My Process of Creating AI-Generated Images

A personal tutorial and behind-the-scenes look at how I build complex scenes

Creating high-quality AI-generated images isn’t just about typing a few prompts and hoping for the best. For me, it’s a process that combines planning, reference building, and multiple refinement stages until the final picture looks the way I envisioned it.

In this article, I’ll walk you through my workflow step by step — the exact tools I use, how I prepare my references, and why each step matters. This isn’t just a tutorial; it’s also a peek into my personal creative process, with examples along the way.

Step 1: Building the Pose with ControlNet References

When I want to create a complex scene with multiple characters or poses that are hard to prompt for directly, I don’t leave it up to chance. Instead, I start by building a ControlNet reference image.

For this, I use Posemy.art, a free online posing tool. It allows me to arrange 3D mannequins, adjust their proportions, and set up accurate body positions that I can later feed into ControlNet. This gives me precise control over character poses and prevents the AI from producing awkward or broken anatomy.

Here’s an example of a base setup in Posemy.art:

By creating these ControlNet base images, I make sure the AI has a strong structural guide before I even start prompting details like clothing, lighting, or style.

Step 2: Exporting ControlNet Reference Maps

After setting up the full scene with both characters in Posemy.art, I don’t export them together. Instead, I split the process into two runs — one for each character. This way, the background stays the same, but the ControlNet maps only contain the character I’m currently working on.

For the tutorial, I’ll show you the workflow with just one character. The method is identical for the second.

Here’s how it looks step by step:

Pose setup in Posemy.art – the full two-character scene before splitting.
Delete one character and export ControlNet maps for the remaining one:

OpenPose (stick-figure skeleton of the pose)

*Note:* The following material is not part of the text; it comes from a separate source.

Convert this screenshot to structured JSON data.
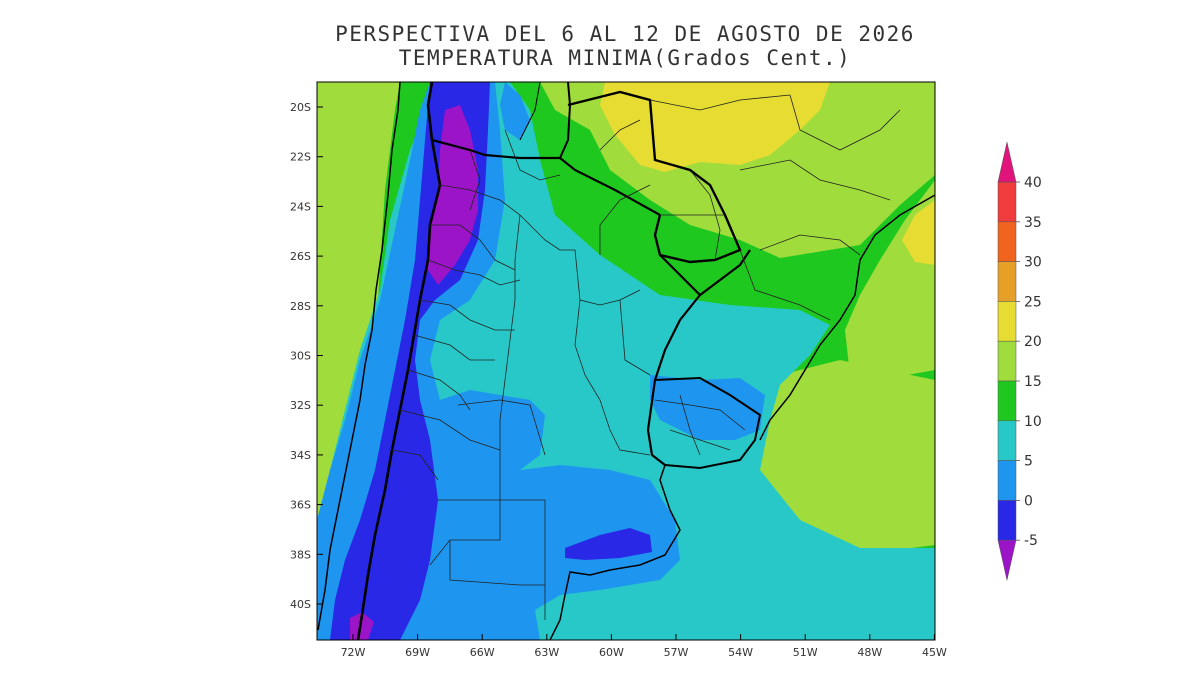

Depth Map (shading by distance from the camera)

Normal Map (rainbow surface orientation)

Canny Map (black-and-white outlines)

With these references in hand, I import them into ComfyUI ControlNet and begin the actual generation process. I start prompting the scene and focus one the first character, in this case the female.

The important part here is that the background and lighting prompts stay the same for both characters — only the character-specific details (like clothing, hairstyle, equipment, etc.) change. This keeps both renders consistent and makes them fit naturally into the same environment.

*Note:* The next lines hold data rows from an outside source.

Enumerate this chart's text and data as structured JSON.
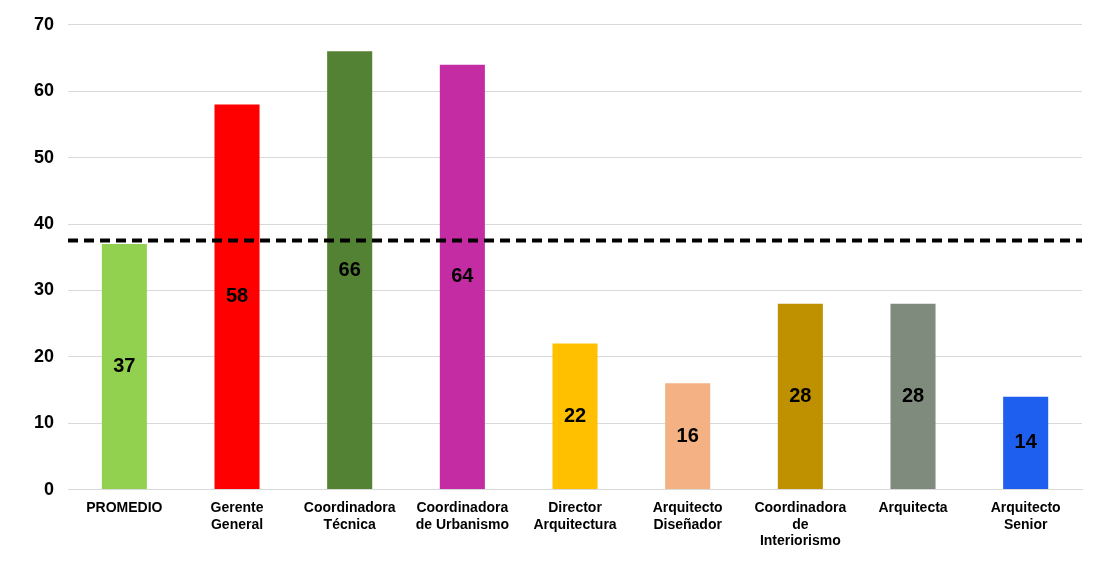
{
  "chart_data": {
    "type": "bar",
    "categories": [
      "PROMEDIO",
      "Gerente General",
      "Coordinadora Técnica",
      "Coordinadora de Urbanismo",
      "Director Arquitectura",
      "Arquitecto Diseñador",
      "Coordinadora de Interiorismo",
      "Arquitecta",
      "Arquitecto Senior"
    ],
    "values": [
      37,
      58,
      66,
      64,
      22,
      16,
      28,
      28,
      14
    ],
    "colors": [
      "#92d050",
      "#ff0000",
      "#548235",
      "#c32ca3",
      "#ffc000",
      "#f4b183",
      "#bf9000",
      "#7f8b7d",
      "#1f5ff0"
    ],
    "ylim": [
      0,
      70
    ],
    "yticks": [
      0,
      10,
      20,
      30,
      40,
      50,
      60,
      70
    ],
    "grid": "y",
    "legend": false,
    "data_labels": true,
    "ref_lines": [
      {
        "axis": "y",
        "value": 37.5,
        "color": "#000000",
        "line_style": "dashed"
      }
    ]
  }
}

Once the setup is ready, my workflow looks like this:

Base Generation (KSampler) – I run a first pass with one KSampler to get a clean, raw image using the ControlNet maps as guidance.
Refinement (Daemon Detailer) – I immediately feed that raw result into three Daemon Detailer variations:
- Standard Daemon Detailer
- Daemon Detailer Sigma
- Lying Daemon Detailer
Selection – From these four images (1 raw + 3 refined), I pick the one that best matches my vision.
High-Res Fix & Upscale – Finally, I upscale the chosen image, adding sharper details and pushing it toward the final quality I want.

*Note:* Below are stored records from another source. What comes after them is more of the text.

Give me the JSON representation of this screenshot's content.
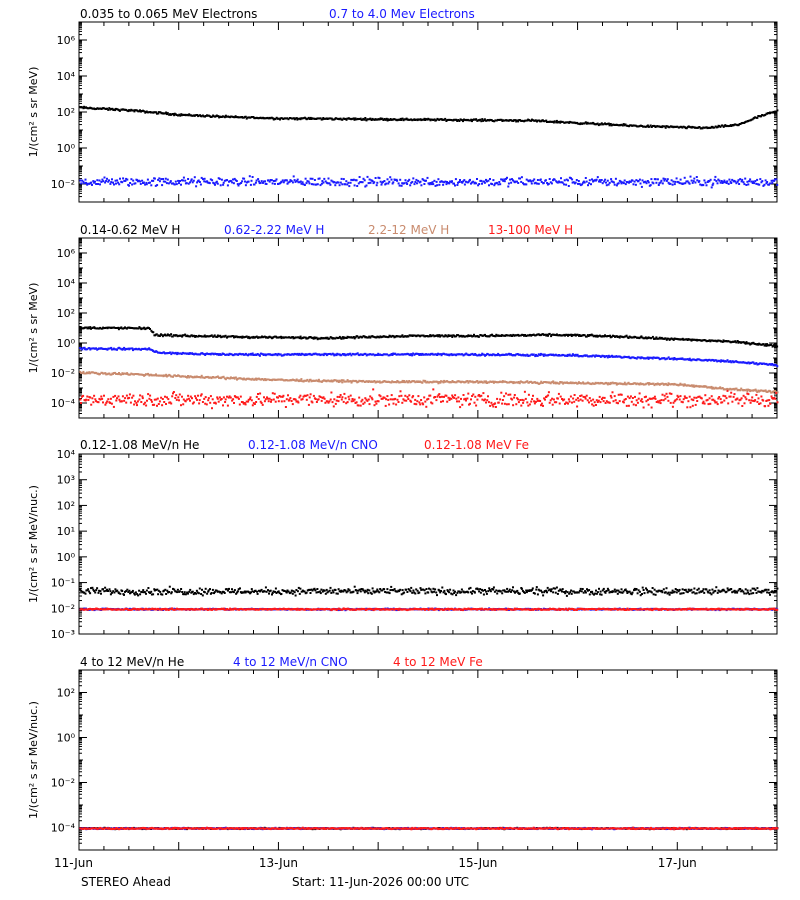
{
  "footer": {
    "spacecraft": "STEREO Ahead",
    "start": "Start: 11-Jun-2026 00:00 UTC"
  },
  "colors": {
    "black": "#000000",
    "blue": "#1a1aff",
    "tan": "#c98b6e",
    "red": "#ff1a1a"
  },
  "x_axis": {
    "range_days": [
      0,
      7
    ],
    "tick_labels": [
      {
        "day": 0,
        "label": "11-Jun"
      },
      {
        "day": 2,
        "label": "13-Jun"
      },
      {
        "day": 4,
        "label": "15-Jun"
      },
      {
        "day": 6,
        "label": "17-Jun"
      }
    ]
  },
  "chart_data": [
    {
      "type": "scatter",
      "ylabel": "1/(cm² s sr MeV)",
      "yscale": "log",
      "ylim_exp": [
        -3,
        7
      ],
      "ytick_exps": [
        -2,
        0,
        2,
        4,
        6
      ],
      "legend": [
        "0.035 to 0.065 MeV Electrons",
        "0.7 to 4.0 Mev Electrons"
      ],
      "series": [
        {
          "name": "0.035 to 0.065 MeV Electrons",
          "color": "black",
          "trend": [
            [
              0,
              200
            ],
            [
              0.5,
              140
            ],
            [
              1,
              80
            ],
            [
              1.5,
              60
            ],
            [
              2,
              50
            ],
            [
              3,
              45
            ],
            [
              4,
              40
            ],
            [
              4.5,
              38
            ],
            [
              5,
              28
            ],
            [
              5.5,
              20
            ],
            [
              6,
              16
            ],
            [
              6.3,
              15
            ],
            [
              6.6,
              22
            ],
            [
              6.8,
              60
            ],
            [
              7,
              130
            ]
          ],
          "scatter_dex": 0.04
        },
        {
          "name": "0.7 to 4.0 Mev Electrons",
          "color": "blue",
          "trend": [
            [
              0,
              0.015
            ],
            [
              7,
              0.015
            ]
          ],
          "scatter_dex": 0.18
        }
      ]
    },
    {
      "type": "scatter",
      "ylabel": "1/(cm² s sr MeV)",
      "yscale": "log",
      "ylim_exp": [
        -5,
        7
      ],
      "ytick_exps": [
        -4,
        -2,
        0,
        2,
        4,
        6
      ],
      "legend": [
        "0.14-0.62 MeV H",
        "0.62-2.22 MeV H",
        "2.2-12 MeV H",
        "13-100 MeV H"
      ],
      "series": [
        {
          "name": "0.14-0.62 MeV H",
          "color": "black",
          "trend": [
            [
              0,
              12
            ],
            [
              0.7,
              11
            ],
            [
              0.75,
              4
            ],
            [
              1.5,
              3
            ],
            [
              2.5,
              2.5
            ],
            [
              3.3,
              3.5
            ],
            [
              4,
              3.5
            ],
            [
              4.8,
              4
            ],
            [
              5.5,
              3
            ],
            [
              6,
              2
            ],
            [
              6.5,
              1.5
            ],
            [
              6.8,
              1
            ],
            [
              7,
              0.7
            ]
          ],
          "scatter_dex": 0.05
        },
        {
          "name": "0.62-2.22 MeV H",
          "color": "blue",
          "trend": [
            [
              0,
              0.5
            ],
            [
              0.7,
              0.45
            ],
            [
              0.8,
              0.25
            ],
            [
              1.5,
              0.2
            ],
            [
              3,
              0.2
            ],
            [
              4,
              0.2
            ],
            [
              5,
              0.17
            ],
            [
              6,
              0.1
            ],
            [
              6.5,
              0.07
            ],
            [
              7,
              0.04
            ]
          ],
          "scatter_dex": 0.05
        },
        {
          "name": "2.2-12 MeV H",
          "color": "tan",
          "trend": [
            [
              0,
              0.012
            ],
            [
              0.5,
              0.01
            ],
            [
              1,
              0.007
            ],
            [
              2,
              0.004
            ],
            [
              3,
              0.003
            ],
            [
              4,
              0.003
            ],
            [
              5,
              0.0025
            ],
            [
              6,
              0.002
            ],
            [
              6.5,
              0.001
            ],
            [
              7,
              0.0006
            ]
          ],
          "scatter_dex": 0.05
        },
        {
          "name": "13-100 MeV H",
          "color": "red",
          "trend": [
            [
              0,
              0.0002
            ],
            [
              7,
              0.0002
            ]
          ],
          "scatter_dex": 0.35
        }
      ]
    },
    {
      "type": "scatter",
      "ylabel": "1/(cm² s sr MeV/nuc.)",
      "yscale": "log",
      "ylim_exp": [
        -3,
        4
      ],
      "ytick_exps": [
        -3,
        -2,
        -1,
        0,
        1,
        2,
        3,
        4
      ],
      "tick_format": "power",
      "legend": [
        "0.12-1.08 MeV/n He",
        "0.12-1.08 MeV/n CNO",
        "0.12-1.08 MeV Fe"
      ],
      "series": [
        {
          "name": "0.12-1.08 MeV/n He",
          "color": "black",
          "trend": [
            [
              0,
              0.05
            ],
            [
              7,
              0.05
            ]
          ],
          "scatter_dex": 0.1
        },
        {
          "name": "0.12-1.08 MeV/n CNO",
          "color": "blue",
          "trend": [
            [
              0,
              0.01
            ],
            [
              7,
              0.01
            ]
          ],
          "scatter_dex": 0.02
        },
        {
          "name": "0.12-1.08 MeV Fe",
          "color": "red",
          "trend": [
            [
              0,
              0.01
            ],
            [
              7,
              0.01
            ]
          ],
          "scatter_dex": 0.02
        }
      ]
    },
    {
      "type": "scatter",
      "ylabel": "1/(cm² s sr MeV/nuc.)",
      "yscale": "log",
      "ylim_exp": [
        -5,
        3
      ],
      "ytick_exps": [
        -4,
        -2,
        0,
        2
      ],
      "legend": [
        "4 to 12 MeV/n He",
        "4 to 12 MeV/n CNO",
        "4 to 12 MeV Fe"
      ],
      "series": [
        {
          "name": "4 to 12 MeV/n He",
          "color": "black",
          "trend": [
            [
              0,
              0.0001
            ],
            [
              7,
              0.0001
            ]
          ],
          "scatter_dex": 0.02
        },
        {
          "name": "4 to 12 MeV/n CNO",
          "color": "blue",
          "trend": [
            [
              0,
              0.0001
            ],
            [
              7,
              0.0001
            ]
          ],
          "scatter_dex": 0.02
        },
        {
          "name": "4 to 12 MeV Fe",
          "color": "red",
          "trend": [
            [
              0,
              0.0001
            ],
            [
              7,
              0.0001
            ]
          ],
          "scatter_dex": 0.02
        }
      ]
    }
  ]
}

This way, I always end up with multiple strong candidates but only carry the best one forward. At this point, one character is fully rendered — and I repeat the same method for the second.

Step 3: Refining the Image with Style LoRAs and External Tools

After I’ve chosen the best candidate from the first round (KSampler + Daemon Detailer + upscale), I move into the refinement phase. This is where I polish the picture, enhance details, and push the style closer to what I want.

Style LoRAs and Second Generation Pass

The refinement starts by running the image through my 4-KSampler workflow again. But this time, instead of generating from scratch, I feed the previously chosen render back in as latent input.

From there, I apply style LoRAs to control the look and tone — adjusting things like shading, line quality, or overall aesthetic. This step takes the image from “good” to “exactly the style I’m aiming for.”

External Tools: TopazAI Bloom

Once I’ve selected my refined candidate, I run it through TopazAI Bloom Upscaler. This tool allows me to add micro-detail and texture, making the render look sharper and slightly more realistic without breaking the anime feel.

Face Detail Enhancements

Finally, I use a FaceDetailer pass to clean up facial features. This step fixes artifacts, smooths skin, and sharpens eyes, so the character looks more alive and consistent with the rest of the image.

( final refined version afterseconde pass with lorA´s+ TopazAI + FaceDetailer)

Step 4: Combining Both Characters into One Scene

After refining both the male and female versions separately, it’s time to merge them into a single image — just like I planned back in Posemy.art.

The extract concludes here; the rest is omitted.